Die Größe eines Flachbildschirmes lässt sich errechnen durch den diagonalen Durchmesser. Die Einheit in die die Größe des Flachbildschirmes gemessen wird, heißt Zoll. Die Größe ist von Bildschirm zu Bildschirm verschieden.
Die kleinste erhältliche Flachbildschirmgröße ist 15 Zoll.
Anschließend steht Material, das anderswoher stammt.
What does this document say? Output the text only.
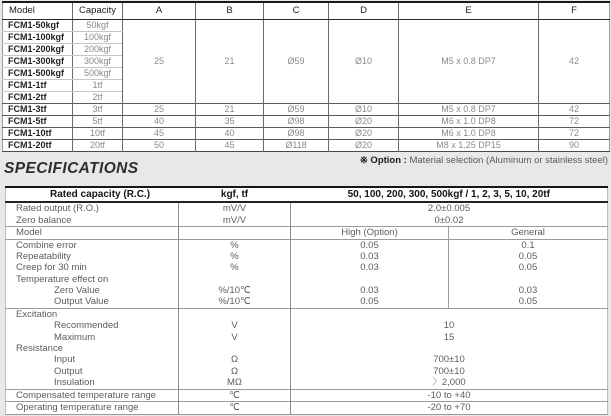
Model	Capacity	A	B	C	D	E	F
FCM1-50kgf	50kgf	25	21	Ø59	Ø10	M5 x 0.8 DP7	42
FCM1-100kgf	100kgf						
FCM1-200kgf	200kgf						
FCM1-300kgf	300kgf						
FCM1-500kgf	500kgf						
FCM1-1tf	1tf						
FCM1-2tf	2tf						
FCM1-3tf	3tf	25	21	Ø59	Ø10	M5 x 0.8 DP7	42
FCM1-5tf	5tf	40	35	Ø98	Ø20	M6 x 1.0 DP8	72
FCM1-10tf	10tf	45	40	Ø98	Ø20	M6 x 1.0 DP8	72
FCM1-20tf	20tf	50	45	Ø118	Ø20	M8 x 1.25 DP15	90
※ Option : Material selection (Aluminum or stainless steel)
SPECIFICATIONS
Rated capacity (R.C.)	kgf, tf	50, 100, 200, 300, 500kgf / 1, 2, 3, 5, 10, 20tf	
Rated output (R.O.)	mV/V	2.0±0.005	
Zero balance	mV/V	0±0.02	
Model		High (Option)	General
Combine error	%	0.05	0.1
Repeatability	%	0.03	0.05
Creep for 30 min	%	0.03	0.05
Temperature effect on			
Zero Value	%/10℃	0.03	0.03
Output Value	%/10℃	0.05	0.05
Excitation			
Recommended	V	10	
Maximum	V	15	
Resistance			
Input	Ω	700±10	
Output	Ω	700±10	
Insulation	MΩ	〉2,000	
Compensated temperature range	℃	-10 to +40	
Operating temperature range	℃	-20 to +70	
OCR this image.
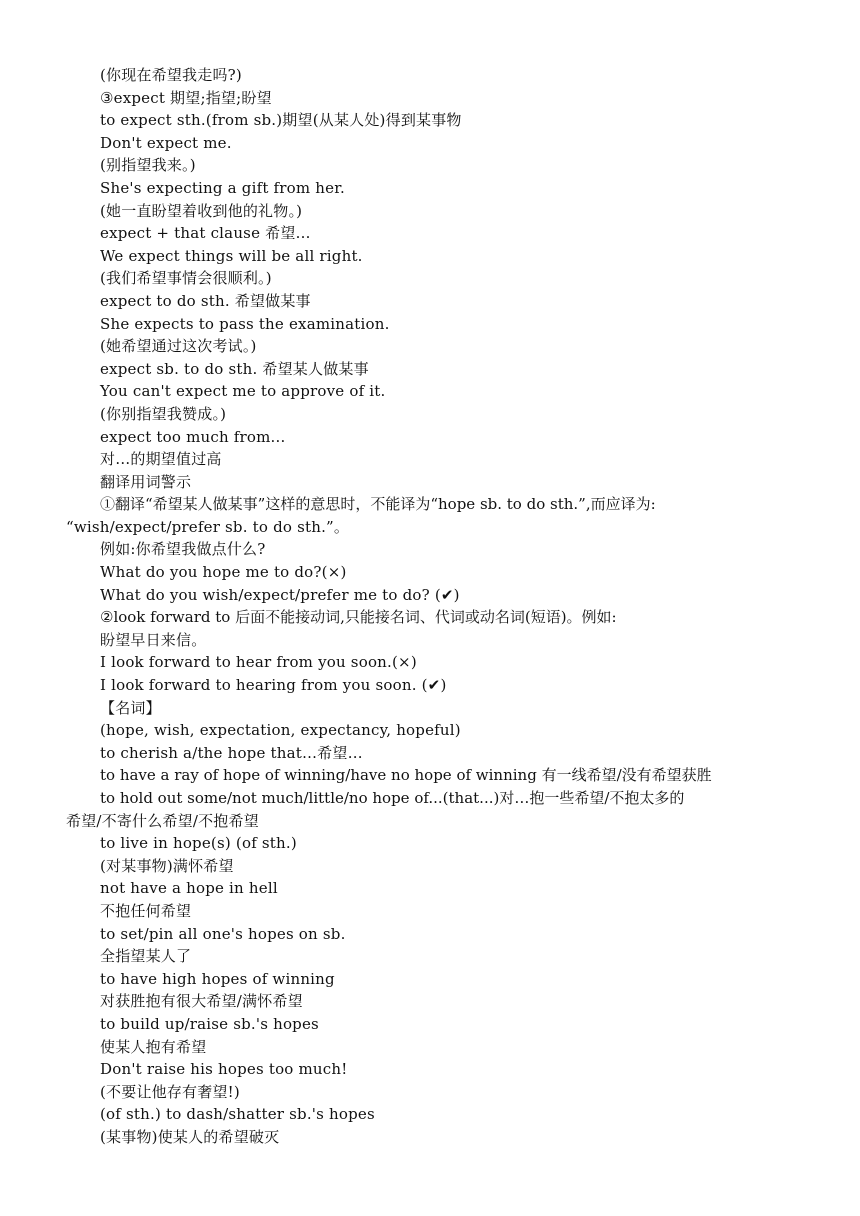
(你现在希望我走吗?)
③expect 期望;指望;盼望
to expect sth.(from sb.)期望(从某人处)得到某事物
Don't expect me.
(别指望我来。)
She's expecting a gift from her.
(她一直盼望着收到他的礼物。)
expect + that clause 希望…
We expect things will be all right.
(我们希望事情会很顺利。)
expect to do sth. 希望做某事
She expects to pass the examination.
(她希望通过这次考试。)
expect sb. to do sth. 希望某人做某事
You can't expect me to approve of it.
(你别指望我赞成。)
expect too much from...
对…的期望值过高
翻译用词警示
①翻译“希望某人做某事”这样的意思时，不能译为“hope sb. to do sth.”,而应译为:
“wish/expect/prefer sb. to do sth.”。
例如:你希望我做点什么?
What do you hope me to do?(×)
What do you wish/expect/prefer me to do? (✔)
②look forward to 后面不能接动词,只能接名词、代词或动名词(短语)。例如:
盼望早日来信。
I look forward to hear from you soon.(×)
I look forward to hearing from you soon. (✔)
【名词】
(hope, wish, expectation, expectancy, hopeful)
to cherish a/the hope that…希望…
to have a ray of hope of winning/have no hope of winning 有一线希望/没有希望获胜
to hold out some/not much/little/no hope of...(that...)对…抱一些希望/不抱太多的
希望/不寄什么希望/不抱希望
to live in hope(s) (of sth.)
(对某事物)满怀希望
not have a hope in hell
不抱任何希望
to set/pin all one's hopes on sb.
全指望某人了
to have high hopes of winning
对获胜抱有很大希望/满怀希望
to build up/raise sb.'s hopes
使某人抱有希望
Don't raise his hopes too much!
(不要让他存有奢望!)
(of sth.) to dash/shatter sb.'s hopes
(某事物)使某人的希望破灭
Diese wird hauptsächlich in Haushalten verwendet wird, wo der Computer eher selten zum Einsatz kommt.
17 Zoll ist für längeres Arbeiten am PC besser geeignet, da die Sichtgröße um einiges komfortabler ist.
Die größte Klasse ist der 19 Zoll Bildschirm, der durch die große Sichtfläche besticht und besonders Computerspiele in einem ganz anderen Sichtgefühl erstrahlen lässt.
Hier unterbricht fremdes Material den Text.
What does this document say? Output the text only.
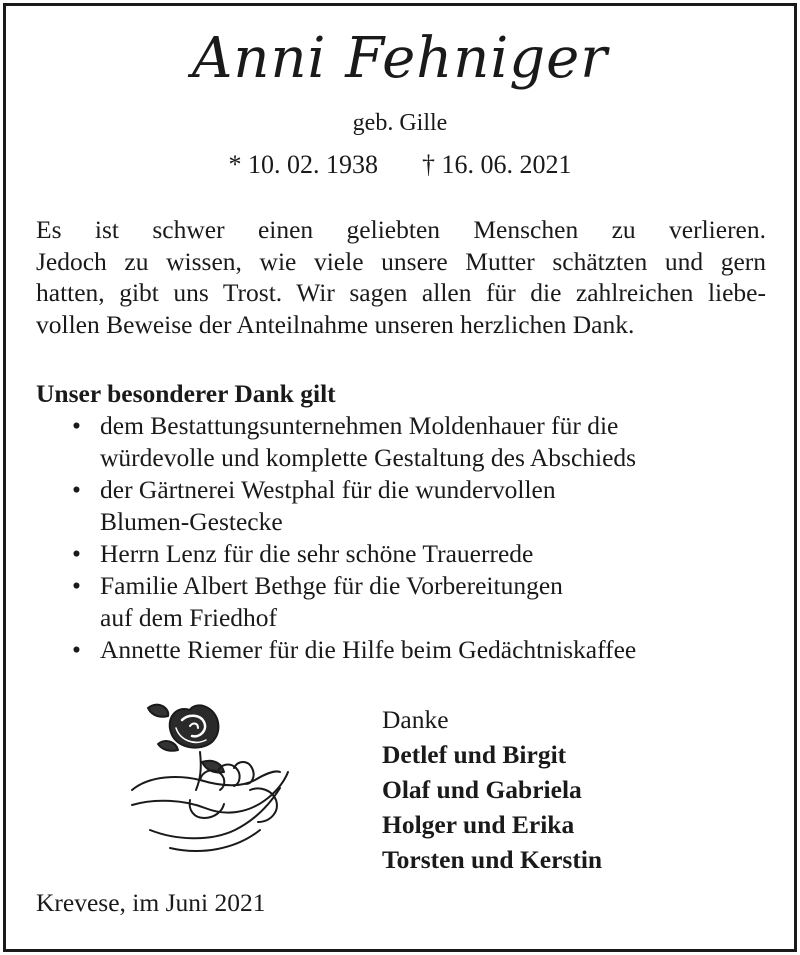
Anni Fehniger
geb. Gille
* 10. 02. 1938 † 16. 06. 2021
Es ist schwer einen geliebten Menschen zu verlieren.
Jedoch zu wissen, wie viele unsere Mutter schätzten und gern
hatten, gibt uns Trost. Wir sagen allen für die zahlreichen liebe-
vollen Beweise der Anteilnahme unseren herzlichen Dank.
Unser besonderer Dank gilt
• dem Bestattungsunternehmen Moldenhauer für die
würdevolle und komplette Gestaltung des Abschieds
• der Gärtnerei Westphal für die wundervollen
Blumen-Gestecke
• Herrn Lenz für die sehr schöne Trauerrede
• Familie Albert Bethge für die Vorbereitungen
auf dem Friedhof
• Annette Riemer für die Hilfe beim Gedächtniskaffee
Danke
Detlef und Birgit
Olaf und Gabriela
Holger und Erika
Torsten und Kerstin
Krevese, im Juni 2021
Die Auflösung eines Flachbildschirmes sollte mindestens 1024 x 768 betragen. Alles was unter dieser Auflösung liegt, lässt das Bild nur unscharf erscheinen und bietet wenig Komfort für’s Auge. Die Helligkeit sollte bei 200-500 Candela/m2 liegen, da eine höhere Helligkeit schlecht für die Augen ist.